Tristan Seligmann mithrandi at mithrandi.net
Tue Jan 20 12:59:10 EST 2009


* Andrew Coppin <andrewcoppin at btinternet.com> [2009-01-16 22:20:35 +0000]:

> A problem I see a lot of [and other people have mentioned this] is that  
> a lot of documentation presents highly abstracted things, and gives *no  
> hint* of why on earth these might possibly be useful for something.  

I think this is definitely something that should be addressed by better
documentation of some kind. Unfortunately, this is quite possibly the
hardest kind of knowledge to put down into words: before you learn the
concepts, you don't know them, so you can't write about them, but after
you learn them, they seem so obvious that you don't know how to describe
them. (At least, this is typically the problem I have; I can answer
questions about something easily, maybe even walk someone through
understanding it, but I can't draft a document that will describe things
adequately to a newbie).

This problem is worse in Haskell than other languages, simply because
abstractions are used more frequently and pervasively in Haskell. In
many other languages, these abstractions are perfectly applicable, but
actually encoding them in the language is simply too unwieldy.

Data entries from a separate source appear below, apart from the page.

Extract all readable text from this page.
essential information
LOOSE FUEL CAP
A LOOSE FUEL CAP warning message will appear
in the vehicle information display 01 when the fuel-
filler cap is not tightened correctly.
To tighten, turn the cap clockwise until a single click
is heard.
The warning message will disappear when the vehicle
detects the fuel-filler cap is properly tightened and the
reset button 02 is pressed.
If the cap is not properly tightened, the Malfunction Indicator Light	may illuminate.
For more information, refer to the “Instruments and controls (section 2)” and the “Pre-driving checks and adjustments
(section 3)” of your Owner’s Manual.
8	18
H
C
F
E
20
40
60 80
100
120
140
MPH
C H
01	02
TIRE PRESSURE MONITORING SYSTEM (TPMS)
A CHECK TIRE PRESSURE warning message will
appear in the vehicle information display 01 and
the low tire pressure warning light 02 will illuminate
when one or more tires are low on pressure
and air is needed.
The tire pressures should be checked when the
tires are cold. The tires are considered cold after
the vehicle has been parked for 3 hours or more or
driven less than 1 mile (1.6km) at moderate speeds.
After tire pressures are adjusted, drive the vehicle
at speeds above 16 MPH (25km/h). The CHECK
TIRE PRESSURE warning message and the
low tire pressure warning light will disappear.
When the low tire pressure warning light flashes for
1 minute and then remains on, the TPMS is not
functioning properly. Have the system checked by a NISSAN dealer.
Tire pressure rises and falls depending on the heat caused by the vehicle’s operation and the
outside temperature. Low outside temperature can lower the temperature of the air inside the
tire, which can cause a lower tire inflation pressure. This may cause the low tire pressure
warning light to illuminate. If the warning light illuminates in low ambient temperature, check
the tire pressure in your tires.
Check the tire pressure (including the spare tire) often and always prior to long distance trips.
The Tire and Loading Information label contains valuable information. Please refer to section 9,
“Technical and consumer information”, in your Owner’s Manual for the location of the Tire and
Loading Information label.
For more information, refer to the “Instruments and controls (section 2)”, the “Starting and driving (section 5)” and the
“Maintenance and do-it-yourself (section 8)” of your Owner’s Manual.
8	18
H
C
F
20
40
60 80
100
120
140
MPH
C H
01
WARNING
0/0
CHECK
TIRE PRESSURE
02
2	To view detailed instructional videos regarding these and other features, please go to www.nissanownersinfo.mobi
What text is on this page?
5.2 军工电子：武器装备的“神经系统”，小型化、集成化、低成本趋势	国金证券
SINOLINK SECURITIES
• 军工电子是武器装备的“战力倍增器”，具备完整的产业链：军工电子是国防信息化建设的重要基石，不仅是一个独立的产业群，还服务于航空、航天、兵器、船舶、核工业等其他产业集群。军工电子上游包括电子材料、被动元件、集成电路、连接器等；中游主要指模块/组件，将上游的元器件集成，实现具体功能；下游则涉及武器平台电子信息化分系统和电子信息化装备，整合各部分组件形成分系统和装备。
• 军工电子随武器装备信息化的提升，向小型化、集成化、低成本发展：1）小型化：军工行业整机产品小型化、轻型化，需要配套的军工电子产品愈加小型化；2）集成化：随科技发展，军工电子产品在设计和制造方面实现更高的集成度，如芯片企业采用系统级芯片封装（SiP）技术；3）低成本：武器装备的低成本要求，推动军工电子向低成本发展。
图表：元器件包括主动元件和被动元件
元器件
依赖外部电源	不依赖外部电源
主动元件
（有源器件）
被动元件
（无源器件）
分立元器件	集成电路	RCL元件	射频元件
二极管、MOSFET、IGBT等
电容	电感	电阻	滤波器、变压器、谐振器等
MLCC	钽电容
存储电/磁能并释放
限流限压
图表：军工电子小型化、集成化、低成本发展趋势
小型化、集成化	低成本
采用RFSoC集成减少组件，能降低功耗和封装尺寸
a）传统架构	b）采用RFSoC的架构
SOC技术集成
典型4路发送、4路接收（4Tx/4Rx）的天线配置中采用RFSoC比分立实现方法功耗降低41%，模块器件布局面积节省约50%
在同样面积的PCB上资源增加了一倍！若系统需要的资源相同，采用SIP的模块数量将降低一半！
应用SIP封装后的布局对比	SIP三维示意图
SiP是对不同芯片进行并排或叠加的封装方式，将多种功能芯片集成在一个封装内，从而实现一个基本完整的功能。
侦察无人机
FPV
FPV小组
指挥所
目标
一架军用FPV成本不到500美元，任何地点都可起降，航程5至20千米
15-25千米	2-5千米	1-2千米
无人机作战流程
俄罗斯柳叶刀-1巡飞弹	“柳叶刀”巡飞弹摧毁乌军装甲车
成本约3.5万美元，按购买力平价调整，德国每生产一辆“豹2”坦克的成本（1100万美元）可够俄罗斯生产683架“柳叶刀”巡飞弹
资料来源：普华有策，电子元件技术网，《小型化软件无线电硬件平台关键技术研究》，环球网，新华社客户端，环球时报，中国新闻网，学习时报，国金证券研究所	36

Thus,
while the abstraction may be present as a fuzzy concept at the back of
the programmer's mind, or even as a "design pattern", the code people
actually work with tends to be at a more concrete level, despite the
more limited possibilities of code reuse at this level.

This ties in with the complaint that Haskell variable / parameter names
aren't descriptive enough. You frequently hear things like "why call it
'xs' instead of 'applicableItems'?"; often, the answer to this is simply
that the value in question is something so general that you cannot
describe it more specifically than "a list of something or other".
Haskell code is being written at a higher level of abstraction than the
newcomer is used to, and thus the highly abstract names are mistaken for
vague or imprecise names.

Now, it's all very well to explain the reasons behind this to the
newcomer, but they're still left in a position where they can't find the
tools they need to solve a particular problem. They're used to looking
for the concrete tools they need to do some task or another, which
aren't there; instead, there are all these abstract tools which can
perform the concrete task at hand, but what is really needed is help
finding the abstract tool for the concrete task at hand, or even
abstracting the concrete task at hand, thus making the choice of
abstract tool(s) an obvious one.

Sure, you can pop into #haskell and hopefully find someone to walk you
through the processes until you begin to understand the abstractions
yourself, but I think we (I almost hesitate to include myself, given my
own relatively miniscule Haskell knowledge) can do better than this in
terms of helping people unfamiliar with these concepts. Also, more
importantly, I'm referring specifically to teaching *programmers* the
concepts; I have no problem with *naming* things based on category
theory or abstract algebra or quantum mechanics, but I should not be
required to learn half a dozen fields of mathematics or physics in order
to *use* things. Writing about how Monads in Haskell relate to Monads in
category theory is of interest to category theorists, but isn't
something programmers should be reading.

Hopefully nothing I've said here comes as a surprise to anyone, and I'd
be surprised if there were many serious objections to any of it, but
perhaps it does need to be highlighted more prominently as an important
area to improve if Haskell is to grow as a programming language.